Roy exercises his newfound confidence, enmeshing himself even more into hospital life. The hospital administrators create an award called the Black Crow that rewards the doctor who gets the most patient permissions to perform autopsies after death. The interns are confused about how their progress toward this goal will be counted, since they are supposed to be working toward greater health for the patients, not encouraging them to die.
Molly and Roy begin having sex regularly, both at and outside of work. Roy feels guilty about cheating on Berry but continues to see Molly. He and Berry try to maintain a connection but end up fighting. Berry thinks Roy is becoming too enmeshed in the world of the House of God and is frustrated by his focus on the body, which is opposed to her focus on the mind as a psychologist. Roy remembers Hooper’s troubled marriage and concludes that his relationship is also in trouble.
The strain of the interns’ work becomes increasingly apparent in these chapters. Not only do the interns become run down under a grueling on-call schedule, but also their relationships with their loved ones (Berry, Potts’s and Hooper’s wives) begin to erode, preventing them from feeling a more human, emotional connection in their personal lives as well. The workaholic Jo serves as a warning of what could happen to the interns if they continue to shut themselves off from human connection and if the medical system continues to dehumanize its doctors.

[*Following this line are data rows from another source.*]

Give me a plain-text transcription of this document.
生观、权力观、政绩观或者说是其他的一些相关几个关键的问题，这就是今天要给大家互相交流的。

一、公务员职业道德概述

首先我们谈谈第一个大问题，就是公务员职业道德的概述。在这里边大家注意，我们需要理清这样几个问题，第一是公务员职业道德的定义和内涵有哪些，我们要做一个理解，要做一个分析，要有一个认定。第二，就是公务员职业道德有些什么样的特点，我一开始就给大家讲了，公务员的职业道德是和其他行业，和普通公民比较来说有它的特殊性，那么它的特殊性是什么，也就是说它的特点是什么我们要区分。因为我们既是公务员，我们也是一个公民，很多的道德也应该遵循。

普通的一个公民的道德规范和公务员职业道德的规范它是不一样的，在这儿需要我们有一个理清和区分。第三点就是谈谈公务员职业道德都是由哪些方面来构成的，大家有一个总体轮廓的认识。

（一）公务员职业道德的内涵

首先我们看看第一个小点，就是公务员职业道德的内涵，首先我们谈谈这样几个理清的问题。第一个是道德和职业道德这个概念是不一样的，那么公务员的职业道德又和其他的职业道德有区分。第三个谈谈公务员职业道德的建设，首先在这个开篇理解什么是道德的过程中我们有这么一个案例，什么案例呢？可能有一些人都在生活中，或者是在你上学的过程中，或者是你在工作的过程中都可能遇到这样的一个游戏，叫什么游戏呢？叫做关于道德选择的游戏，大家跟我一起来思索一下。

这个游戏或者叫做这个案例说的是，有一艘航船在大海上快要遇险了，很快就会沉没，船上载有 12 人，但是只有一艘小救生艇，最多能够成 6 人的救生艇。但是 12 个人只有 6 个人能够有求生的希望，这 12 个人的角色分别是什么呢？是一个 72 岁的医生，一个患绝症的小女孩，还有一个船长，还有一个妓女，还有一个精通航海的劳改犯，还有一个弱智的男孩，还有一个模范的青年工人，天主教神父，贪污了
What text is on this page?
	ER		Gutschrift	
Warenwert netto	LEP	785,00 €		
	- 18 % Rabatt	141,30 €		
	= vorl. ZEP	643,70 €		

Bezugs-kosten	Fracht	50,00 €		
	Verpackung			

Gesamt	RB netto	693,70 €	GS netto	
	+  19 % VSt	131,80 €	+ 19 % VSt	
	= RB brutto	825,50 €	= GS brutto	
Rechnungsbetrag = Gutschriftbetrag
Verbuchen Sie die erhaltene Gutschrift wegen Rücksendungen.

The inanity of the hospital’s bureaucracy is also highlighted in these chapters, particularly the discussion of the “Black Crow” award. The interns are presented with conflicting goals—curing patients while also being rewarded for their deaths—and don’t know how to handle the confusion this causes. The hospital is presented as a place where medicine is often supplanted by profit, such as when expensive and unnecessary tests and procedures are ordered for patients. Shem is emphasizing the human damage that can result when medical institutions try to make a profit from the care they offer. The higher-up doctors (Leggo and the Fish) also tend to treat patients in terms of numbers rather than as people, a mindset Roy is forced to adopt for a while as he tries to cope with his work.